Tuesday, 13 March 2012

BIBLE COMMENT 'Drinking the Calf' Exodus 32:20








And as soon as he came near the camp and saw the calf and the dancing, Moses’ anger burned hot, and he threw the tablets out of his hands and broke them at the foot of the mountain. 20 He took the calf that they had made and burned it with fire and ground it to powder and scattered it on the water and made the people of Israel drink it. -Exodus 32:20



When I first read this passage, I thought –”what is this about?” It doesn’t make any sense to make the people who made the idol drink water with the idol, ground up, in it? Was this just designed to make the water bitter, or bad tasting? Was this meant to cause the Israelites to pass the idol through their bodies, so they would see the total worthlessness of this calf? What is the point?
To really understand, we must couple this passage with another idea found throughout the Tanakh, and then apply a particular piece of the Levitical Law to the puzzle.
For they have committed adultery, and blood is on their hands. With their idols they have committed adultery, and they have even offered up to them for food the children whom they had borne to me.

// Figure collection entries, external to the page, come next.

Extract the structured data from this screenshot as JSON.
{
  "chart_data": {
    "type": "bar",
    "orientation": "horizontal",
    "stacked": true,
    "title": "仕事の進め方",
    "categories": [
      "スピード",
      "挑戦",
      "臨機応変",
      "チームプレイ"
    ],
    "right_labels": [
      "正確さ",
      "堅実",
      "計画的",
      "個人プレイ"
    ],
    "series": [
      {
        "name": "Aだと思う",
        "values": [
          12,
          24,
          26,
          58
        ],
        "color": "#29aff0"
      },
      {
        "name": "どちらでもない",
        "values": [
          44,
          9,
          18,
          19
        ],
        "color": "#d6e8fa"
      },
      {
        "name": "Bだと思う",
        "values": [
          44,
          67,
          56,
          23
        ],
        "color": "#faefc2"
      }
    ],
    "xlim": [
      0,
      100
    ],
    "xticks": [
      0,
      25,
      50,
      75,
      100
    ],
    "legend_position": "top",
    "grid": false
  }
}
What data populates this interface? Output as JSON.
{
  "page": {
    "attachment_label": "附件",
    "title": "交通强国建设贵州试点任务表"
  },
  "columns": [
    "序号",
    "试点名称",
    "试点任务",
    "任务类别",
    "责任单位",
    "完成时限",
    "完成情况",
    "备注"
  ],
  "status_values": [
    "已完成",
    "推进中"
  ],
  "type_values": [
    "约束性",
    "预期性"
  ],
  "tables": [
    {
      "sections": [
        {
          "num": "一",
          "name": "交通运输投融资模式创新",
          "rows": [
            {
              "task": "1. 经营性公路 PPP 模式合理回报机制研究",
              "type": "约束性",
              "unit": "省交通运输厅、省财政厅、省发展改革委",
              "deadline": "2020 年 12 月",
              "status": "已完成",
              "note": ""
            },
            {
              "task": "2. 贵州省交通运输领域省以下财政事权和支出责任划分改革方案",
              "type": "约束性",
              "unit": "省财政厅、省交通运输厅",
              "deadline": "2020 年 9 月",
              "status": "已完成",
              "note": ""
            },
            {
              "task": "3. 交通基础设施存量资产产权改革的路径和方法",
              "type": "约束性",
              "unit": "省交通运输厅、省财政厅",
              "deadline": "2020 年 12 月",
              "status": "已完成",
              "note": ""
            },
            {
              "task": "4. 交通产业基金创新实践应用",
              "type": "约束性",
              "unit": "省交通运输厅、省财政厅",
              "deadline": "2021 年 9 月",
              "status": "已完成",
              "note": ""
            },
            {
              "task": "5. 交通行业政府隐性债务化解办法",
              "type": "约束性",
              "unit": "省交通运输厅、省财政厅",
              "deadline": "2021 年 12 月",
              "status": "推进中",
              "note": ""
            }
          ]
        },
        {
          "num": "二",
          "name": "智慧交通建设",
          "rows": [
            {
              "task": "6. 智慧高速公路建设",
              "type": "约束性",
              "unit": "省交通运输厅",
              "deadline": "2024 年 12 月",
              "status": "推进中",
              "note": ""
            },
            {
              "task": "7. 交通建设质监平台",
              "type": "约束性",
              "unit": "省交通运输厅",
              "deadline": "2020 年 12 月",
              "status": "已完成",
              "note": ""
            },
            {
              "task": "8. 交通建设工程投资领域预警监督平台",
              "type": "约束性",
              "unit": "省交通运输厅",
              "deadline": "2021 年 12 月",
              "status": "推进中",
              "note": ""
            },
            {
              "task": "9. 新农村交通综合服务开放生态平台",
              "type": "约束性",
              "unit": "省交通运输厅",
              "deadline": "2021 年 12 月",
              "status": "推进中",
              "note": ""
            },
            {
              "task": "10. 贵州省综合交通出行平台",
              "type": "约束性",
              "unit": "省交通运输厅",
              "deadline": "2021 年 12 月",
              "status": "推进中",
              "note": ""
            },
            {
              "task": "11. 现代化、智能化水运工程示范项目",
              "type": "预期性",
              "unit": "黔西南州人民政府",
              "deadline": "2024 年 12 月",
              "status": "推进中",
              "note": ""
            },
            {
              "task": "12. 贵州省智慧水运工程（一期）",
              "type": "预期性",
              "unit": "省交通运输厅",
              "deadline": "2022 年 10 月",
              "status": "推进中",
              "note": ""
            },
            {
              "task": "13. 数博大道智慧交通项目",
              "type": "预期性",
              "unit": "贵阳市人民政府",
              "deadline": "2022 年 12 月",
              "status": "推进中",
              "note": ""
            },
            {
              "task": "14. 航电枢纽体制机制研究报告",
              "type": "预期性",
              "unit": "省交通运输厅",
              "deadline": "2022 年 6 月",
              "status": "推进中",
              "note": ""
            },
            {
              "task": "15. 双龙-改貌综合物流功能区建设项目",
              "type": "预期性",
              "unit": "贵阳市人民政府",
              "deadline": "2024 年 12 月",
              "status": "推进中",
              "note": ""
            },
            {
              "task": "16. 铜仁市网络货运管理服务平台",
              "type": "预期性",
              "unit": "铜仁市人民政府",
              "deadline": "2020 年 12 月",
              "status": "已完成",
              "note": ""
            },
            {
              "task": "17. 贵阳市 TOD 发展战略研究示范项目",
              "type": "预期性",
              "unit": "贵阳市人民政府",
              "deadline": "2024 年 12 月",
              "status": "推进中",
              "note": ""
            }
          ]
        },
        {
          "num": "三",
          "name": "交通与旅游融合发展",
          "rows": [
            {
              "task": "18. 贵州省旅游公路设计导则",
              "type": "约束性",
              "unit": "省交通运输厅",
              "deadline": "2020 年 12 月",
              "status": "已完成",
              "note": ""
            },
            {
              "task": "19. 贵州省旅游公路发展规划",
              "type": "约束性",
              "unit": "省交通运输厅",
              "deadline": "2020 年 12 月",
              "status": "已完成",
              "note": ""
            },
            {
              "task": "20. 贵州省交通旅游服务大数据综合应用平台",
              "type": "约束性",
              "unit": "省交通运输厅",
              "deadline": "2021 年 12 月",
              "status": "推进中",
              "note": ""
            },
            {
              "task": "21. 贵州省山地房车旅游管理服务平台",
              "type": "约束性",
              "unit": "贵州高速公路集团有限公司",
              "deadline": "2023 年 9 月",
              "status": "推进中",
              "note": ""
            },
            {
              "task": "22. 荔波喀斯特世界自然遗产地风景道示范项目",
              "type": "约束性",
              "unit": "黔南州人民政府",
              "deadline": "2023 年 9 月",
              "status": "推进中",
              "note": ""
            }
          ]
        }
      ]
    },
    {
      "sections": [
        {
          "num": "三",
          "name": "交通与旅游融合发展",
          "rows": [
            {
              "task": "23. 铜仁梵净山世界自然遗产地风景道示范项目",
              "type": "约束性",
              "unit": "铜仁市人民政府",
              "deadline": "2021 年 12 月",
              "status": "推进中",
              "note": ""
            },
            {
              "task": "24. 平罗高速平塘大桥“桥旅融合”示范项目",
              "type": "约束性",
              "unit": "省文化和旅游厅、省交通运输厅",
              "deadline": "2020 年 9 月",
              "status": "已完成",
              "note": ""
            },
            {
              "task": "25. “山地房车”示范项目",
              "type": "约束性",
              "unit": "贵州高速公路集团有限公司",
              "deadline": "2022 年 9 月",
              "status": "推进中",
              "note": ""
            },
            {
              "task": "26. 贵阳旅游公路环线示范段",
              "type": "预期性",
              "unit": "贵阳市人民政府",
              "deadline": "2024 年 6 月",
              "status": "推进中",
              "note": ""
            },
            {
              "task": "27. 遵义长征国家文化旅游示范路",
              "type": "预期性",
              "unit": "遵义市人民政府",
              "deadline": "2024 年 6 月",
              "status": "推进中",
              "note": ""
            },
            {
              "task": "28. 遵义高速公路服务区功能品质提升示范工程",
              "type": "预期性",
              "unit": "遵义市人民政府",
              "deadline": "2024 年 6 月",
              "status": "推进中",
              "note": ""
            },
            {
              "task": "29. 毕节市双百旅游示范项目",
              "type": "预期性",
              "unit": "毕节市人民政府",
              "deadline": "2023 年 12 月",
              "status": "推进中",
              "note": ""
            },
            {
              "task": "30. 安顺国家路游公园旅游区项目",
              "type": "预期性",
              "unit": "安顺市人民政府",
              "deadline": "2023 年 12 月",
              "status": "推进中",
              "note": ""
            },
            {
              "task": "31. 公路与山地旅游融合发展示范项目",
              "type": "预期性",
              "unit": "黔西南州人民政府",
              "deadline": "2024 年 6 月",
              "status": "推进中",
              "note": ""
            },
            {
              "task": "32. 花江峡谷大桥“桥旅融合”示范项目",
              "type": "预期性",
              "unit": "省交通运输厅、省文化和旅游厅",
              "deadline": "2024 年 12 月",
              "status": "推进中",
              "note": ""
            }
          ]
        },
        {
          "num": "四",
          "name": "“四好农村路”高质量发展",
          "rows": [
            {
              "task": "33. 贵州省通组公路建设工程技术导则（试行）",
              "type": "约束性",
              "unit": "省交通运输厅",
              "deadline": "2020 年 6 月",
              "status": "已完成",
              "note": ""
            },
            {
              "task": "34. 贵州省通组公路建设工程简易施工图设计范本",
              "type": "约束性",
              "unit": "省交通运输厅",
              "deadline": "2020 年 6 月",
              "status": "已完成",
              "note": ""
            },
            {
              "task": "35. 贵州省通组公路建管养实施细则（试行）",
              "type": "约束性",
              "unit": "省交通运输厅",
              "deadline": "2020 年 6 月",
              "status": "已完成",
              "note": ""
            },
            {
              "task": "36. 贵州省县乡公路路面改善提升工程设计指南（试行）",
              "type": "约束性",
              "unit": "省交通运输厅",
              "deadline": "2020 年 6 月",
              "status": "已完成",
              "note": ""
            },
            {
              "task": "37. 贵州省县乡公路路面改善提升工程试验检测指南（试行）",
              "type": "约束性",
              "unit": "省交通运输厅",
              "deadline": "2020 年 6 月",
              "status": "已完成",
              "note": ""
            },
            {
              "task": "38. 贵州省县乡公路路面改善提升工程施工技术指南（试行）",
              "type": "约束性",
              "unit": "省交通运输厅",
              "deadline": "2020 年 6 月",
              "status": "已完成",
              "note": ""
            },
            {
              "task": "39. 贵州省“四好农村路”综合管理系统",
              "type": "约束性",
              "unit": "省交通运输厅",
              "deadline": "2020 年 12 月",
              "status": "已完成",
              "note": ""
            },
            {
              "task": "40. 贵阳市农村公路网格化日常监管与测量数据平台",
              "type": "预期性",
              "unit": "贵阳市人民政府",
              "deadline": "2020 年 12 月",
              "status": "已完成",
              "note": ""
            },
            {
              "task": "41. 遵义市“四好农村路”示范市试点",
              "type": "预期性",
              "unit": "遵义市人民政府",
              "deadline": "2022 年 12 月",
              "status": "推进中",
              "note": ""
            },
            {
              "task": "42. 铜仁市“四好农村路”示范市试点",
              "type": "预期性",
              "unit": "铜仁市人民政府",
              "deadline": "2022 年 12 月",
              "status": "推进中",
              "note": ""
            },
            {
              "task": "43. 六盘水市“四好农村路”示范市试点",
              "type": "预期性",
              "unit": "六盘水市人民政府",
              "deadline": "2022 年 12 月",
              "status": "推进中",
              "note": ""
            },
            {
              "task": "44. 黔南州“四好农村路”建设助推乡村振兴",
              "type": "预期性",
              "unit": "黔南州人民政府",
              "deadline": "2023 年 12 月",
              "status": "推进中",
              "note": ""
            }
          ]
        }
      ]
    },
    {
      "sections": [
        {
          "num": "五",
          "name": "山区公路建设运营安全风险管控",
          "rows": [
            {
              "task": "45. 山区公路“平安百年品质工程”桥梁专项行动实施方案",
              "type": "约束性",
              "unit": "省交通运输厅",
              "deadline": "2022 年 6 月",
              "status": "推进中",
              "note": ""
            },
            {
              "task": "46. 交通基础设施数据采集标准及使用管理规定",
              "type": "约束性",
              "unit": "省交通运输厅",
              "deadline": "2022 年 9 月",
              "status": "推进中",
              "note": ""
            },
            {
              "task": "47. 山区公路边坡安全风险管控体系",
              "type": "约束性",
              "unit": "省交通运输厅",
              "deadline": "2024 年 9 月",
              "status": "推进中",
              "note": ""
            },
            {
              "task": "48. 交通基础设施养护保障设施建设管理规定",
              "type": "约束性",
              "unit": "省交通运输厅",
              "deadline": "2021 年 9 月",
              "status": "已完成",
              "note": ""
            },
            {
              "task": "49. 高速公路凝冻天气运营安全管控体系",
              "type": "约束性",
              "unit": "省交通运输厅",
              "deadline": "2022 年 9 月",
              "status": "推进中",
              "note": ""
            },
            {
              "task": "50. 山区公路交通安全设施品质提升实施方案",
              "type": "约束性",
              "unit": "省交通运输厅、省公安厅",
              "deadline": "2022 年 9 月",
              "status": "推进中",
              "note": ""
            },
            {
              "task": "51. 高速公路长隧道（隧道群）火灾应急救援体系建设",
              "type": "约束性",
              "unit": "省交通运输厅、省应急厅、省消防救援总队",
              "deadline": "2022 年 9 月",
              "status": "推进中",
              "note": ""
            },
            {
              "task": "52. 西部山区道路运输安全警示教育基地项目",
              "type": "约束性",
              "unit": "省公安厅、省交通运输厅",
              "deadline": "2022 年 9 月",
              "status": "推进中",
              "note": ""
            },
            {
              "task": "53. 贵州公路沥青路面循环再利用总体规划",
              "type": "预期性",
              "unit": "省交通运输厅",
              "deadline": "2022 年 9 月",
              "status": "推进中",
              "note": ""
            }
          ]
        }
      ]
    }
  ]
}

Moreover, this they have done to me: they have defiled my sanctuary on the same day and profaned my Sabbaths. For when they had slaughtered their children in sacrifice to their idols, on the same day they came into my sanctuary to profane it. And behold, this is what they did in my house. -Ezekiel 23:37-39


  In the language of the Tanakh, idolatry is often equated with adultery. When Israel worships another god, God says there worship is a form of adultery towards God. So the first point to note is that when Israel worshiped the unholy calf in the desert, they committed adultery in God’s eyes.
We all know what the punishment for adultery is —stoning. But what you might not remember is that there is also a test for adultery described in the Mosaic Law.
Speak to the people of Israel, If any man’s wife goes astray and breaks faith with him, if a man lies with her sexually, and it is hidden from the eyes of her husband, and she is undetected though she has defiled herself, and there is no witness against her… the priest shall take holy water in an earthenware vessel and take some of the dust that is on the floor of the tabernacle and put it into the water. And the priest shall set the woman before the LORD and unbind the hair of the woman’s head and place in her hands the grain offering of remembrance, which is the grain offering of jealousy. And in his hand the priest shall have the water of bitterness that brings the curse. …then’ (let the priest make the woman take the oath of the curse, and say to the woman) ‘the LORD make you a curse and an oath among your people, when the LORD makes your thigh fall away and your body swell. May this water that brings the curse pass into your bowels and make your womb swell and your thigh fall away.’ And the woman shall say, ‘Amen, Amen.’ “Then the priest shall write these curses in a book and wash them off into the water of bitterness. And he shall make the woman drink the water of bitterness that brings the curse, and the water that brings the curse shall enter into her and cause bitter pain. -Numbers 5:12-13, 17-18, 21-24
The priest mixes water with dust, and makes the woman suspected of adultery drink the water. If she has really committed adultery, then she contracts some sort of disease from the water, resulting in a sort of “personal plague.”
Moses is acting out this very law in the midst of Israel. He is forcing Israel to drink the water of bitterness, so that if they have committed adultery against God by worshiping the unholy calf, resulting in a plague. The plague among Israel is actually mentioned at the end of the story surrounding the unholy calf.
Then the LORD sent a plague on the people, because they made the calf, the one that Aaron made. -Exodus 32:35
The text doesn’t say this plague is specifically the result of drinking the bitter water of the calf mixed with the water from the rock, but the parallels with the Mosaic Law on the test for an unfaithful wife is certainly suggestive.